Ajaccio (Ajaccio)

54 700 hab. (Ajacciens) dont 1 900 à part, 8 203 ha dont 3 200 de bois, préfecture de la Corse-du-Sud. Le nom viendrait de ad jucium, désignant un lieu où les troupeaux passent la nuit à la belle étoile, comme une jasse (même mot) dans les Pyrénées. En effet, le site est longtemps resté très agreste, et un petit habitat y a été ruiné par les Sarrasins au 10e siècle. La véritable naissance de la ville tient à la construction, à partir de 1492, d'une base fortifiée par les Gênois, depuis longtemps installés en Cismonte mais encore peu présents de l'autre côté des monts. Quelques dizaines de Gênois et de Ligures peuplèrent la bourgade, qui fut même interdite aux Corses jusqu'en 1553: les autochtones se rassemblaient alors dans le faubourg extérieur nommé Borgo, au nord de la ville. En 1554, après un accord avec Gênes, les Français engagèrent la construction de la citadelle et la ville commença à changer d'allure et de fonction, devenant une base privilégiée de la pénétration française, puis juridiquement, en 1715, l'égale de Bastia.

La ville actuelle se tient principalement sur le rivage abrité, à l'ouest de la petite baie d'Ajaccio. La citadelle en occupe la pointe méridionale.
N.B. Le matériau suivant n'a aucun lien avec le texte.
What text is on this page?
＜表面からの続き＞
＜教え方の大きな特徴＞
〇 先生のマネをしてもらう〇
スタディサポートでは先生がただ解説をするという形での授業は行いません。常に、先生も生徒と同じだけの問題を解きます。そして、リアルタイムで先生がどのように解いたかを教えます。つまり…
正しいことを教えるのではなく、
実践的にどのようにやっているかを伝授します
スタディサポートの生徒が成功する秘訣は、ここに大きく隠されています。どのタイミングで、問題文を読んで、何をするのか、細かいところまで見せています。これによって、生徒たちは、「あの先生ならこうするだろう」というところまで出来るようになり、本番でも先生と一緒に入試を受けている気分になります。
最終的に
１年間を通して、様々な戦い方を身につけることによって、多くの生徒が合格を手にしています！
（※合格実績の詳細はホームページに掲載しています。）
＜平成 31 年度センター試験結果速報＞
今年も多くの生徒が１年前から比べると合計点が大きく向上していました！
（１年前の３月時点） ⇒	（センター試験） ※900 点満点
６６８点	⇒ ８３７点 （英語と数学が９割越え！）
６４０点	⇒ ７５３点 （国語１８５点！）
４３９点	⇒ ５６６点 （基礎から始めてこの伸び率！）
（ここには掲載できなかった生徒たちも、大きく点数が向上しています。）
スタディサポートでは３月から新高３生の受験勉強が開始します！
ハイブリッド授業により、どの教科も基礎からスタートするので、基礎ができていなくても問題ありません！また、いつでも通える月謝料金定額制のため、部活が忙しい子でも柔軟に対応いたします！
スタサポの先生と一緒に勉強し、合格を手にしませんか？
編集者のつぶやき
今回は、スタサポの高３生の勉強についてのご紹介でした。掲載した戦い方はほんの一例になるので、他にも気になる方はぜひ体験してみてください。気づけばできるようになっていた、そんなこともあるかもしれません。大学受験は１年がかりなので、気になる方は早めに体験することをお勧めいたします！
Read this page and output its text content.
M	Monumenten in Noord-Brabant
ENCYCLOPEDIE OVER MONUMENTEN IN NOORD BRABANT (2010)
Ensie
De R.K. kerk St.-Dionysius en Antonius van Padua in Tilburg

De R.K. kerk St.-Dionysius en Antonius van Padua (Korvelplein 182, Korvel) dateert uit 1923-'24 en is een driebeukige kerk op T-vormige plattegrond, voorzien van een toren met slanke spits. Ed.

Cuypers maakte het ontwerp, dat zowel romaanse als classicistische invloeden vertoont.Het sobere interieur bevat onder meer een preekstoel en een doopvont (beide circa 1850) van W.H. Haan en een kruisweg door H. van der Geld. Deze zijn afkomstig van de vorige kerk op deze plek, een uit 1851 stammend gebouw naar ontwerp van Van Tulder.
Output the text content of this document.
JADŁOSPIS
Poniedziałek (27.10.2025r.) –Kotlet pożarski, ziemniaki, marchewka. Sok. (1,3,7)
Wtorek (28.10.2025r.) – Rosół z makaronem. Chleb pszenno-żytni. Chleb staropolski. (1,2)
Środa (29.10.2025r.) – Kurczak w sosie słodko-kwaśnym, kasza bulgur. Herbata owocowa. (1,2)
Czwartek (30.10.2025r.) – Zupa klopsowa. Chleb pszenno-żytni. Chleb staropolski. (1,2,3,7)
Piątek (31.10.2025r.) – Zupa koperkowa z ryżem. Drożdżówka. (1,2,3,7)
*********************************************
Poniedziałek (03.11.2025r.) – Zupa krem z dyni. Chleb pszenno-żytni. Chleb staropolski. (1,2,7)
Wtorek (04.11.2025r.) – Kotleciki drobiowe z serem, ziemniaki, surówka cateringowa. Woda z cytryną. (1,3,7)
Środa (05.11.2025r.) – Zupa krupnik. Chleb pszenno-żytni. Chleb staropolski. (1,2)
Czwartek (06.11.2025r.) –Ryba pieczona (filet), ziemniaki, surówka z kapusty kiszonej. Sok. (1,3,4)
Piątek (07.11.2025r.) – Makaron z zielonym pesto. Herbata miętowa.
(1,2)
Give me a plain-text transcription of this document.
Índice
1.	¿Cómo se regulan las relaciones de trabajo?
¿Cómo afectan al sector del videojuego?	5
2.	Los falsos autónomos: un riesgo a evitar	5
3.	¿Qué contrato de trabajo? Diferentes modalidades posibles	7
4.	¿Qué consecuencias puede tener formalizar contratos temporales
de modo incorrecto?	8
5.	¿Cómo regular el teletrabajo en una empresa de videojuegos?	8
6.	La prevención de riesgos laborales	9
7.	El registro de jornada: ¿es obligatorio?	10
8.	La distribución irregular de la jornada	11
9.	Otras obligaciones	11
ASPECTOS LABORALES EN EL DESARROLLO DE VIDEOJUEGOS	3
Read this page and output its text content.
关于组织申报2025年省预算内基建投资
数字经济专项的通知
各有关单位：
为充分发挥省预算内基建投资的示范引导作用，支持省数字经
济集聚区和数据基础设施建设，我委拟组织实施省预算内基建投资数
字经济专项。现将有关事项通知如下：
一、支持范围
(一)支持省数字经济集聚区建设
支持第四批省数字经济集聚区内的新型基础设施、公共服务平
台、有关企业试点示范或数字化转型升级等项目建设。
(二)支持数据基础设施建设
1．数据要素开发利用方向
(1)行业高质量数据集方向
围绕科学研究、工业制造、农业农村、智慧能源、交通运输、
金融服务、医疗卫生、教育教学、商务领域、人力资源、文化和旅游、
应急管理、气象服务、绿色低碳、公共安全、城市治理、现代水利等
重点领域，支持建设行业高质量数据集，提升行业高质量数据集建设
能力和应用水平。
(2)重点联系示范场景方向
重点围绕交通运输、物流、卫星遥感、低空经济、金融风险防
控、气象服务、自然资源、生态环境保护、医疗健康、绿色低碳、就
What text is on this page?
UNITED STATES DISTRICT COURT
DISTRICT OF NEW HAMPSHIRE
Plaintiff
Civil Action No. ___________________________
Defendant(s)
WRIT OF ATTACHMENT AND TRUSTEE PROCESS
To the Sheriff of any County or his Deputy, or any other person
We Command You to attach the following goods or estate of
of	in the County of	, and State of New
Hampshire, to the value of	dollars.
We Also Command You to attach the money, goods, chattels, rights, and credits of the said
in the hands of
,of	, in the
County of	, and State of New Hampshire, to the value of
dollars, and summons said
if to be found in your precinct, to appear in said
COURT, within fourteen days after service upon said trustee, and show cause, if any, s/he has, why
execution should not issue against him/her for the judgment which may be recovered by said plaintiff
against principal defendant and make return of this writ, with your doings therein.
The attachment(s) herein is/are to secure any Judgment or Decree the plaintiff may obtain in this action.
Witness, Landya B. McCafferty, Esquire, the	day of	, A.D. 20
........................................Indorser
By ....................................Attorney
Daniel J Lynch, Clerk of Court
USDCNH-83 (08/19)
Elle domine une vieille ville aux rues étroites et aux maisons serrées autour de la cathédrale de style vénitien, à dôme, datant de la seconde moitié du 16e siècle; on y visite la Maison Bonaparte, où naquit Napoléon. La ville ancienne est flanquée à l'ouest par une vaste espalanade, jadis place du Diamant d'après le nom d'une famille locale, à présent place du général de Gaulle. Celle-ci, encadrée au nord par l'hôtel de police, à l'ouest par le lycée Fesch, au sud par le casino qui donne sur la plage Saint-François, est devenue le centre de la vie ajaccienne. Un peu au-delà vers l'ouest se tient l'immeuble de l'Assemblée de Corse (conseil régional). De cette place centrale partent les deux grands axes de la ville: le cours Grandval vers l'ouest, le cours Napoléon vers le nord. Au nord de la vieille ville, la place du maréchal Foch fait passer dans la ville moderne et administrative des 19e et 20e siècles: préfecture et conseil général, hôtel de ville et halles, jardins publics, musée Fesch et bibliothèque.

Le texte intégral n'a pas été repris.